Beliefnet
HONG KONG, Feb. 18 (AP) - Hong Kong's Catholic Church on Sunday lashed out at the government's chief executive for calling the spiritual group Falun Gong a cult and expressed fears that the church itself could also come under attack.

In an article in the Sunday Examiner, an English-language Catholic diocese newspaper, Bishop Joseph Zen said Chief Executive Tung Chee-hwa's branding of the sect as ``an evil cult was very alarming, not only for Falun Gong, but for all of us.''

He warned that Christian organizations could become the next targets. Speaking to lawmakers earlier this month, Tung expressed shock over reports that Falun Gong followers had set themselves on fire in Beijing's Tiananmen Square last month and said the group displays ``more or less characteristics of a cult.''

He also pledged that authorities here would closely monitor the group's activities.

Falun Gong, which has attracted millions of followers worldwide, is outlawed in mainland China as an ``evil cult'' but it remains legal in Hong Kong. Bishop Zen said the suicides in Beijing by Falun Gong members ``seem to be surrounded by question marks.'' The group says suicide is against its doctrine and has denied the people who set fire to themselves were members. Zen said he has no relationship with Falun Gong and little knowledge of its activities.

But the bishop expressed concern that the Hong Kong government is attacking Falun Gong because of the sect's strong criticism of the Beijing government. He warned that Christian churches and other organizations in Hong Kong may also be labeled cults if they criticize the government.

Tung's spokesman, Stephen Lam, said in a statement the Hong Kong government was fully committed to maintaining religious freedom in the territory and that all organizations are free to express their opinion.

The statement said Tung's remark on the Falun Gong was in connection with the self-immolation of sect members in Beijing and added that mainstream religious organizations do ``not condone or promote suicide or self-destruction.''

In recent months, pro-Beijing figures in Hong Kong have escalated their attacks on the sect in the territory, saying Falun Gong disrupts public order through their high-profile protests and have accused it of receiving backing from ``anti-China subversive forces'' in the West.

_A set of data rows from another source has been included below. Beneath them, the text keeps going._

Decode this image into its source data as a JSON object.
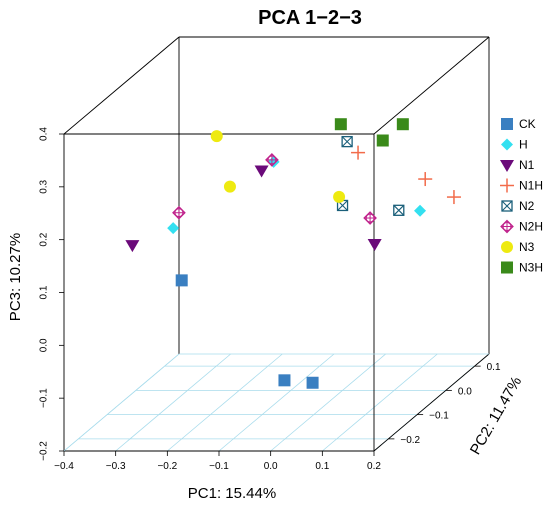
{
  "chart_data": {
    "type": "scatter3d",
    "title": "PCA  1−2−3",
    "xlabel": "PC1: 15.44%",
    "ylabel": "PC2: 11.47%",
    "zlabel": "PC3: 10.27%",
    "xlim": [
      -0.4,
      0.2
    ],
    "ylim": [
      -0.25,
      0.15
    ],
    "zlim": [
      -0.2,
      0.4
    ],
    "x_ticks": [
      "−0.4",
      "−0.3",
      "−0.2",
      "−0.1",
      "0.0",
      "0.1",
      "0.2"
    ],
    "y_ticks": [
      "−0.2",
      "−0.1",
      "0.0",
      "0.1"
    ],
    "z_ticks": [
      "−0.2",
      "−0.1",
      "0.0",
      "0.1",
      "0.2",
      "0.3",
      "0.4"
    ],
    "grid": "floor",
    "legend_position": "right",
    "series": [
      {
        "name": "CK",
        "marker": "square",
        "color": "#3a7fc1",
        "points": [
          [
            -0.2,
            -0.2,
            0.1
          ],
          [
            0.01,
            -0.22,
            -0.08
          ],
          [
            0.07,
            -0.23,
            -0.08
          ]
        ]
      },
      {
        "name": "H",
        "marker": "diamond",
        "color": "#33e0f0",
        "points": [
          [
            -0.3,
            -0.05,
            0.13
          ],
          [
            -0.1,
            -0.06,
            0.26
          ],
          [
            0.15,
            0.0,
            0.14
          ]
        ]
      },
      {
        "name": "N1",
        "marker": "triangle-down",
        "color": "#6b0a7a",
        "points": [
          [
            -0.34,
            -0.12,
            0.13
          ],
          [
            -0.14,
            -0.03,
            0.23
          ],
          [
            0.09,
            -0.05,
            0.1
          ]
        ]
      },
      {
        "name": "N1H",
        "marker": "plus",
        "color": "#f26b4a",
        "points": [
          [
            0.03,
            0.0,
            0.25
          ],
          [
            0.16,
            0.0,
            0.2
          ],
          [
            0.16,
            0.1,
            0.12
          ]
        ]
      },
      {
        "name": "N2",
        "marker": "square-x",
        "color": "#1a5f7a",
        "points": [
          [
            0.02,
            -0.02,
            0.28
          ],
          [
            0.0,
            0.0,
            0.15
          ],
          [
            0.12,
            -0.02,
            0.15
          ]
        ]
      },
      {
        "name": "N2H",
        "marker": "circle-plus",
        "color": "#c0238c",
        "points": [
          [
            -0.3,
            -0.03,
            0.15
          ],
          [
            -0.12,
            -0.03,
            0.25
          ],
          [
            0.07,
            -0.03,
            0.14
          ]
        ]
      },
      {
        "name": "N3",
        "marker": "circle",
        "color": "#eeea10",
        "points": [
          [
            -0.16,
            -0.15,
            0.35
          ],
          [
            -0.14,
            -0.14,
            0.25
          ],
          [
            0.01,
            -0.03,
            0.18
          ]
        ]
      },
      {
        "name": "N3H",
        "marker": "square",
        "color": "#3a8a1a",
        "points": [
          [
            -0.02,
            0.03,
            0.29
          ],
          [
            0.05,
            0.05,
            0.25
          ],
          [
            0.1,
            0.03,
            0.29
          ]
        ]
      }
    ]
  }
}
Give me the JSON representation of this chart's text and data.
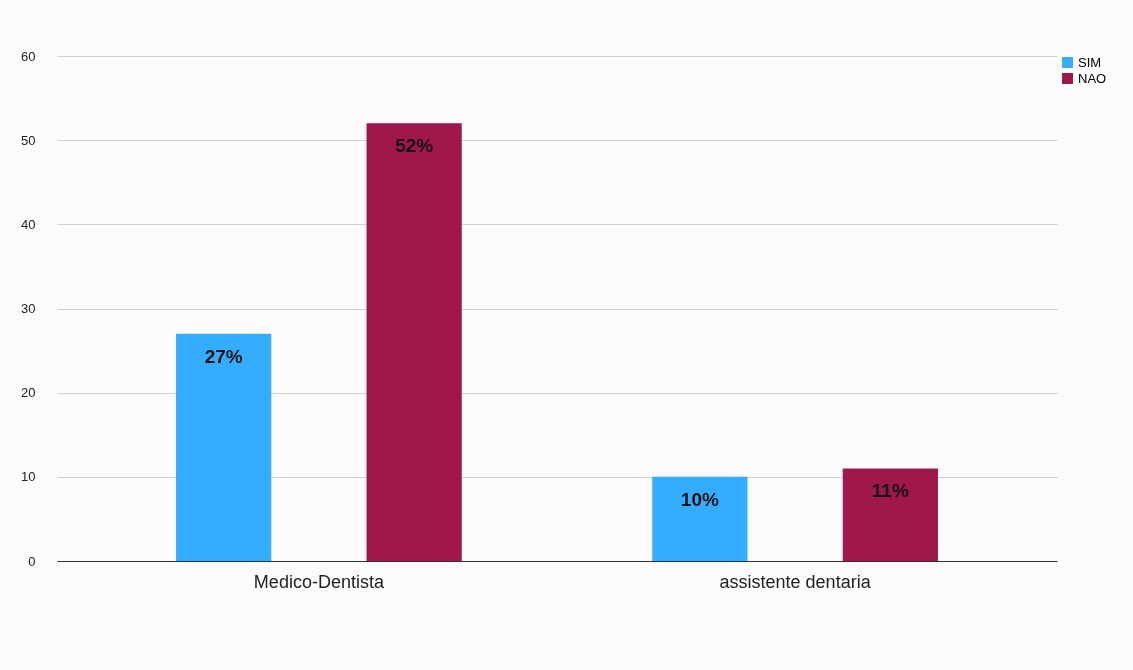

But Falun Gong representatives often stress their peaceful protests are legal and vow they would continue them until the suppression in mainland China stops.

Zen called on Tung to ``amend his statement or at least accept that he owes us some reassurance.''

Last October, Bishop Zen accused Beijing of meddling in Hong Kong's religious freedom, claiming Chinese officials told the Catholic church to remain silent over the Vatican's canonization of 120 Chinese and foreign missionary martyrs.